Changes to midwifery legislation come in to force

Changes to midwifery legislation come in to force

Long awaited changes to the Nursing and Midwifery Council’s (NMC) legislation have come in to force. These important changes will modernise midwifery regulation by separating statutory supervision from legislation. The changes also mean that the NMC will no longer be required to maintain a statutory Midwifery Committee.

The separation of supervision from regulation comes after a number of critical incidents and independent reports which confirmed the existing arrangements for midwives were not appropriate for public protection.

NMC Chief Executive and Registrar Jackie Smith said: “I’m pleased to see these important changes finally take effect.

“I have maintained for a long time that our legislation in his area was out of date and in need of reform. These changes will, for the first time, ensure that we are fully responsible for all aspects of the regulation of midwives helping to ensure safe and effective practice, with regulation of midwifery that is proportionate, fair and focused on public protection.”

New models of supervision, no longer linked to regulation, have been developed in each of the four countries of the UK which will help to ensure that midwives retain the things about supervision which they most value.

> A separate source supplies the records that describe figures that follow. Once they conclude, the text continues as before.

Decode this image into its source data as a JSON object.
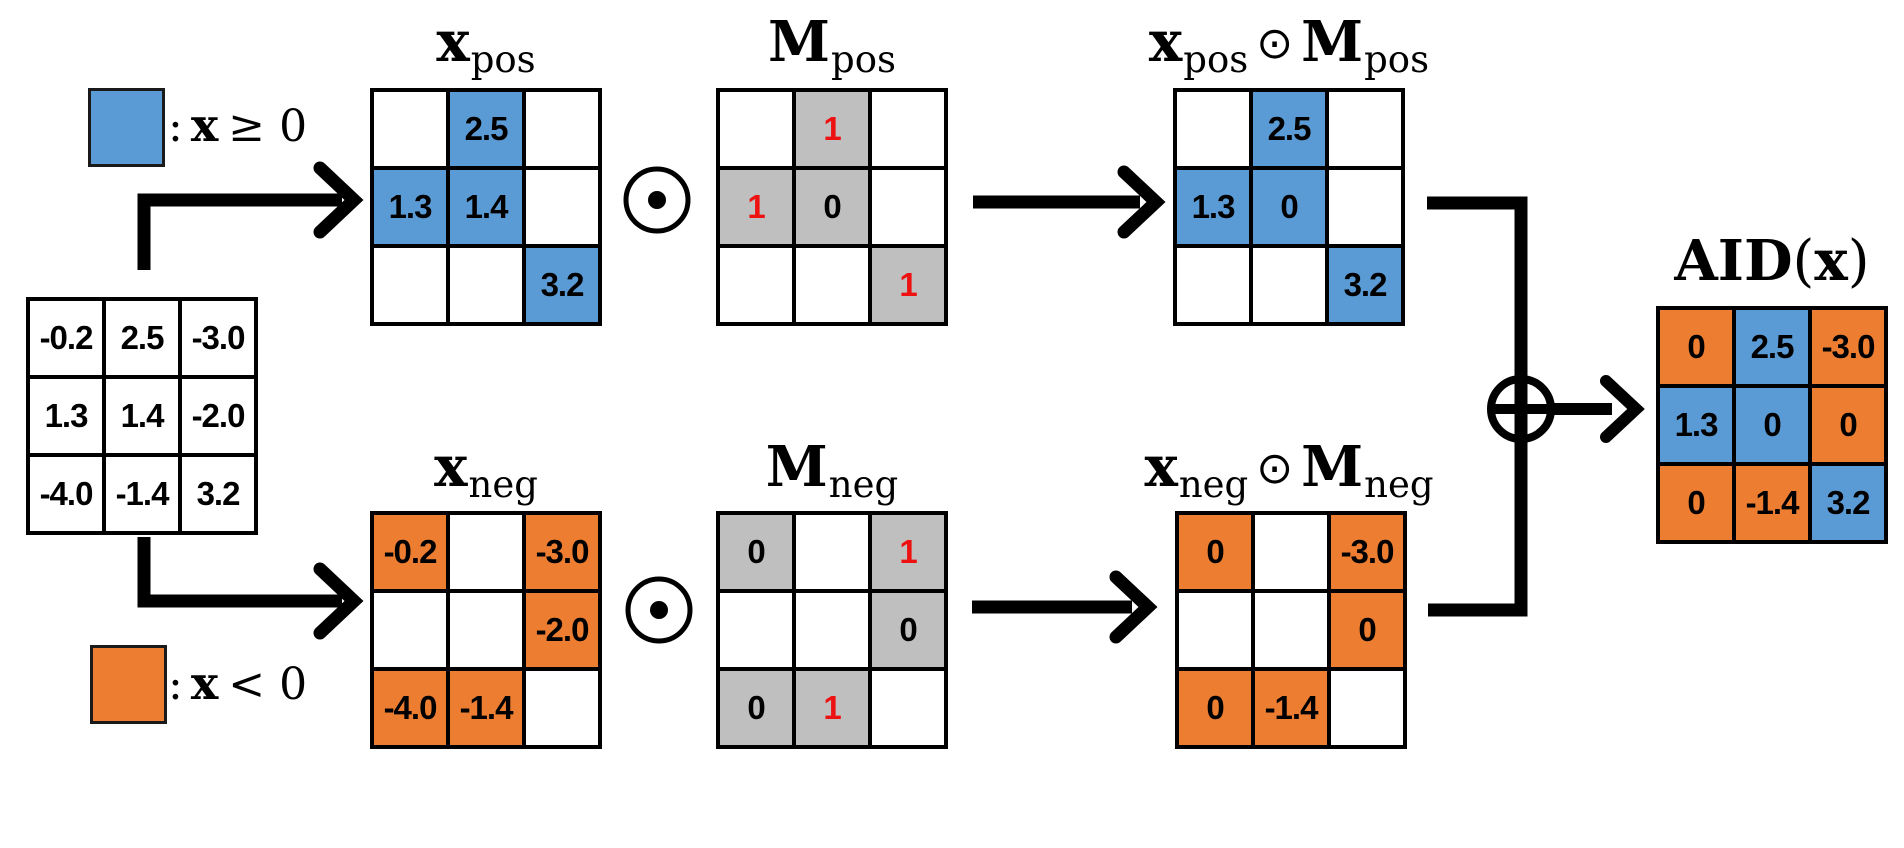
{
  "legend": {
    "pos": {
      "colon": ":",
      "var": "x",
      "cond": "≥ 0"
    },
    "neg": {
      "colon": ":",
      "var": "x",
      "cond": "< 0"
    }
  },
  "titles": {
    "xpos": {
      "m1": "x",
      "s1": "pos"
    },
    "mpos": {
      "m1": "M",
      "s1": "pos"
    },
    "xpos_mpos": {
      "m1": "x",
      "s1": "pos",
      "op": "⊙",
      "m2": "M",
      "s2": "pos"
    },
    "xneg": {
      "m1": "x",
      "s1": "neg"
    },
    "mneg": {
      "m1": "M",
      "s1": "neg"
    },
    "xneg_mneg": {
      "m1": "x",
      "s1": "neg",
      "op": "⊙",
      "m2": "M",
      "s2": "neg"
    },
    "aid": {
      "fn": "AID",
      "open": "(",
      "var": "x",
      "close": ")"
    }
  },
  "operators": {
    "elementwise_product": "⊙",
    "elementwise_sum": "⊕"
  },
  "colors": {
    "blue": "#5B9BD5",
    "orange": "#ED7D31",
    "gray": "#BFBFBF",
    "red": "#EE1111",
    "white": "#FFFFFF",
    "line": "#000000"
  },
  "matrices": {
    "input": {
      "cells": [
        {
          "v": "-0.2",
          "c": "white"
        },
        {
          "v": "2.5",
          "c": "white"
        },
        {
          "v": "-3.0",
          "c": "white"
        },
        {
          "v": "1.3",
          "c": "white"
        },
        {
          "v": "1.4",
          "c": "white"
        },
        {
          "v": "-2.0",
          "c": "white"
        },
        {
          "v": "-4.0",
          "c": "white"
        },
        {
          "v": "-1.4",
          "c": "white"
        },
        {
          "v": "3.2",
          "c": "white"
        }
      ]
    },
    "xpos": {
      "cells": [
        {
          "v": "",
          "c": "white"
        },
        {
          "v": "2.5",
          "c": "blue"
        },
        {
          "v": "",
          "c": "white"
        },
        {
          "v": "1.3",
          "c": "blue"
        },
        {
          "v": "1.4",
          "c": "blue"
        },
        {
          "v": "",
          "c": "white"
        },
        {
          "v": "",
          "c": "white"
        },
        {
          "v": "",
          "c": "white"
        },
        {
          "v": "3.2",
          "c": "blue"
        }
      ]
    },
    "mpos": {
      "cells": [
        {
          "v": "",
          "c": "white"
        },
        {
          "v": "1",
          "c": "gray",
          "red": true
        },
        {
          "v": "",
          "c": "white"
        },
        {
          "v": "1",
          "c": "gray",
          "red": true
        },
        {
          "v": "0",
          "c": "gray"
        },
        {
          "v": "",
          "c": "white"
        },
        {
          "v": "",
          "c": "white"
        },
        {
          "v": "",
          "c": "white"
        },
        {
          "v": "1",
          "c": "gray",
          "red": true
        }
      ]
    },
    "xpos_mpos": {
      "cells": [
        {
          "v": "",
          "c": "white"
        },
        {
          "v": "2.5",
          "c": "blue"
        },
        {
          "v": "",
          "c": "white"
        },
        {
          "v": "1.3",
          "c": "blue"
        },
        {
          "v": "0",
          "c": "blue"
        },
        {
          "v": "",
          "c": "white"
        },
        {
          "v": "",
          "c": "white"
        },
        {
          "v": "",
          "c": "white"
        },
        {
          "v": "3.2",
          "c": "blue"
        }
      ]
    },
    "xneg": {
      "cells": [
        {
          "v": "-0.2",
          "c": "orange"
        },
        {
          "v": "",
          "c": "white"
        },
        {
          "v": "-3.0",
          "c": "orange"
        },
        {
          "v": "",
          "c": "white"
        },
        {
          "v": "",
          "c": "white"
        },
        {
          "v": "-2.0",
          "c": "orange"
        },
        {
          "v": "-4.0",
          "c": "orange"
        },
        {
          "v": "-1.4",
          "c": "orange"
        },
        {
          "v": "",
          "c": "white"
        }
      ]
    },
    "mneg": {
      "cells": [
        {
          "v": "0",
          "c": "gray"
        },
        {
          "v": "",
          "c": "white"
        },
        {
          "v": "1",
          "c": "gray",
          "red": true
        },
        {
          "v": "",
          "c": "white"
        },
        {
          "v": "",
          "c": "white"
        },
        {
          "v": "0",
          "c": "gray"
        },
        {
          "v": "0",
          "c": "gray"
        },
        {
          "v": "1",
          "c": "gray",
          "red": true
        },
        {
          "v": "",
          "c": "white"
        }
      ]
    },
    "xneg_mneg": {
      "cells": [
        {
          "v": "0",
          "c": "orange"
        },
        {
          "v": "",
          "c": "white"
        },
        {
          "v": "-3.0",
          "c": "orange"
        },
        {
          "v": "",
          "c": "white"
        },
        {
          "v": "",
          "c": "white"
        },
        {
          "v": "0",
          "c": "orange"
        },
        {
          "v": "0",
          "c": "orange"
        },
        {
          "v": "-1.4",
          "c": "orange"
        },
        {
          "v": "",
          "c": "white"
        }
      ]
    },
    "aid": {
      "cells": [
        {
          "v": "0",
          "c": "orange"
        },
        {
          "v": "2.5",
          "c": "blue"
        },
        {
          "v": "-3.0",
          "c": "orange"
        },
        {
          "v": "1.3",
          "c": "blue"
        },
        {
          "v": "0",
          "c": "blue"
        },
        {
          "v": "0",
          "c": "orange"
        },
        {
          "v": "0",
          "c": "orange"
        },
        {
          "v": "-1.4",
          "c": "orange"
        },
        {
          "v": "3.2",
          "c": "blue"
        }
      ]
    }
  }
}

We are committed to ensuring a strong midwifery voice within the NMC following the removal of the Midwifery Committee. We have established a Midwifery Panel which will provide us with high level advice on key midwifery issues and we will continue to strengthen this important group with additional members. We will also secure advice on midwifery and maternity matters through task groups and listening events, as well as through the work Professor Mary Renfrew is leading on developing new midwifery education standards.

Changes to our fitness to practise processes have also come in to force today. These changes will allow for greater flexibility in the scheduling of hearings and will also mean interim order reviews take place at six month intervals.

Further changes to our fitness to practise processes are due to come in to force in the summer, with our Case Examiners receiving expanded powers issue warnings, recommend undertakings and give advice. These changes will allow us to develop a more proportionate approach to cases, with powers to resolve some less contentious matters more simply and quickly, taking only the most serious cases to a full hearing.